Prenons l’exemple des infirmières : elles ont dû attendre 2010 pour que leur salaire augmente significativement, lorsque la fonction publique hospitalière a reconnu leur diplôme comme étant équivalent à un niveau bac +3 (catégorie A)11. Elles étaient auparavant classées dans la catégorie B, qui correspondait à un niveau de diplôme de niveau baccalauréat. Une infirmière fait-elle un métier moins important qu’un ingénieur ? 

Et sans les aides à domicile, que ferions-nous ? D’après France Stratégie et la DARES, le nombre de postes pour ce métier augmentera de 18 % d’ici 203012, preuve s’il en fallait, que ce métier est indispensable.

Le manque d’éducation financière : une entrave à l’émancipation féminine

Étonnamment, ni les hommes ni les femmes ne sont assez éduqués à l’argent : le sujet est tabou au sein des familles françaises12. Ce manque d’information sur les questions liées à l’argent pénalise particulièrement les femmes : elles perdent de l’argent sans le savoir, parfois même croyant en gagner.  

Lorsqu’une femme se met en couple, connait-elle les désavantages de l’union libre ou du PACS par rapport au mariage ? A-t-elle connaissance du large choix de contrats de mariage qui existe ? 
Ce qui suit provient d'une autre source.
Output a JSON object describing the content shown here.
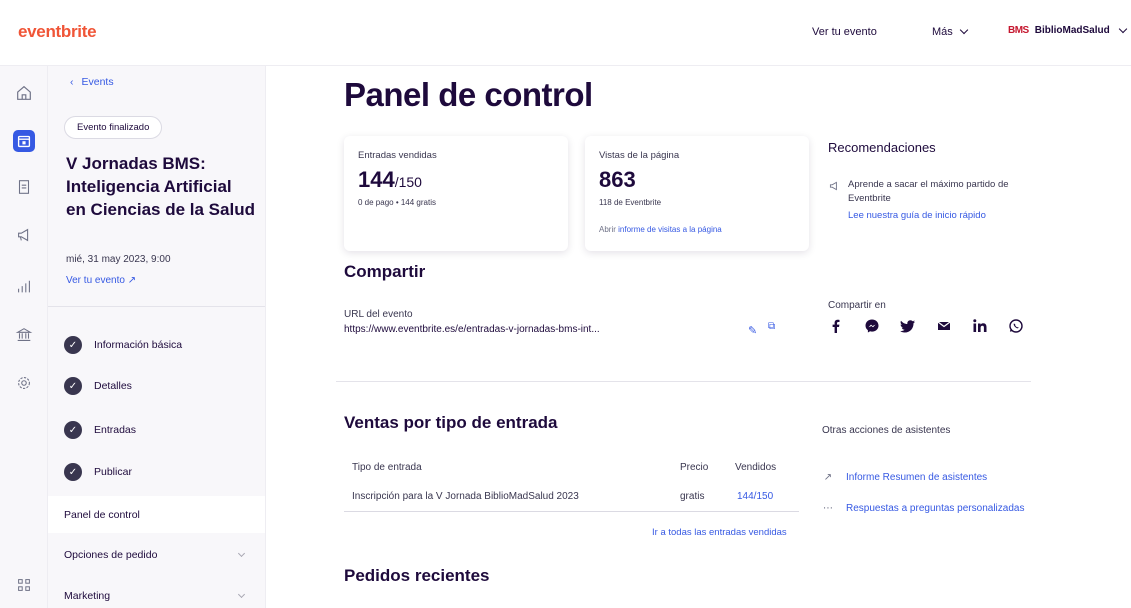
{
  "topbar": {
    "logo": "eventbrite",
    "view_event": "Ver tu evento",
    "more": "Más",
    "org_logo": "BMS",
    "org_name": "BiblioMadSalud"
  },
  "sidebar": {
    "back": "Events",
    "status_badge": "Evento finalizado",
    "event_title": "V Jornadas BMS: Inteligencia Artificial en Ciencias de la Salud",
    "event_date": "mié, 31 may 2023, 9:00",
    "view_event_link": "Ver tu evento",
    "steps": [
      {
        "label": "Información básica"
      },
      {
        "label": "Detalles"
      },
      {
        "label": "Entradas"
      },
      {
        "label": "Publicar"
      }
    ],
    "active_item": "Panel de control",
    "items": [
      {
        "label": "Opciones de pedido"
      },
      {
        "label": "Marketing"
      }
    ]
  },
  "main": {
    "title": "Panel de control",
    "tickets_card": {
      "label": "Entradas vendidas",
      "sold": "144",
      "total": "/150",
      "sub": "0 de pago • 144 gratis"
    },
    "views_card": {
      "label": "Vistas de la página",
      "value": "863",
      "sub": "118 de Eventbrite",
      "link_prefix": "Abrir",
      "link_text": "informe de visitas a la página"
    },
    "recommendations": {
      "title": "Recomendaciones",
      "text": "Aprende a sacar el máximo partido de Eventbrite",
      "link": "Lee nuestra guía de inicio rápido"
    },
    "share": {
      "title": "Compartir",
      "url_label": "URL del evento",
      "url_value": "https://www.eventbrite.es/e/entradas-v-jornadas-bms-int...",
      "share_on": "Compartir en"
    },
    "sales": {
      "title": "Ventas por tipo de entrada",
      "headers": [
        "Tipo de entrada",
        "Precio",
        "Vendidos"
      ],
      "rows": [
        {
          "type": "Inscripción para la V Jornada BiblioMadSalud 2023",
          "price": "gratis",
          "sold": "144/150"
        }
      ],
      "all_link": "Ir a todas las entradas vendidas"
    },
    "attendee_actions": {
      "title": "Otras acciones de asistentes",
      "items": [
        {
          "label": "Informe Resumen de asistentes"
        },
        {
          "label": "Respuestas a preguntas personalizadas"
        }
      ]
    },
    "recent_orders_title": "Pedidos recientes"
  },
  "colors": {
    "brand": "#f05537",
    "accent": "#3659e3",
    "text": "#1e0a3c"
  }
}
A-t-elle conscience du fait que la répartition des dépenses à 50/50 est totalement injuste si ses revenus sont moins élevés que ceux de son conjoint ? Particulièrement si elle se charge d’effectuer la majeure partie du travail gratuit non rémunéré… 

Quand elle aura des enfants et qu’elle interrompra sa carrière, aura-t-elle envisagé les conséquences financières de cette décision sur sa retraite ? 

Réalise-t-elle l’injustice du calcul de l’impôt sur les revenus en commun, lorsque son compagnon gagne plus d’argent qu’elle ? L’imposition commune permet au couple de payer moins que si chacun avait payé séparément, certes, mais cela n’est profitable qu’à l’homme, si aucune compensation n’est prévue ! À l’heure où nous écrivons cet article, une proposition de loi est néanmoins sur la table pour faire du taux individualisé le taux par défaut pour le calcul de l’impôt sur le revenu. 

Il est éminemment nécessaire d’informer les femmes ET les hommes sur tous ces points afin qu’ils soient mieux armés pour agir au bénéfice de tous. 

➡️  Pour en savoir plus, écoutez l’épisode du podcast avec Lucile QUILLET, autrice de l’essai intitulé Le prix à payer : ce que le couple hétérosexuel coûte aux femmes10

Article écrit par Sofia DA SILVA

SOURCES*

1 INSEE : Une lente décrue des inégalités − Femmes et hommes, l’égalité en question (03/03/2022) 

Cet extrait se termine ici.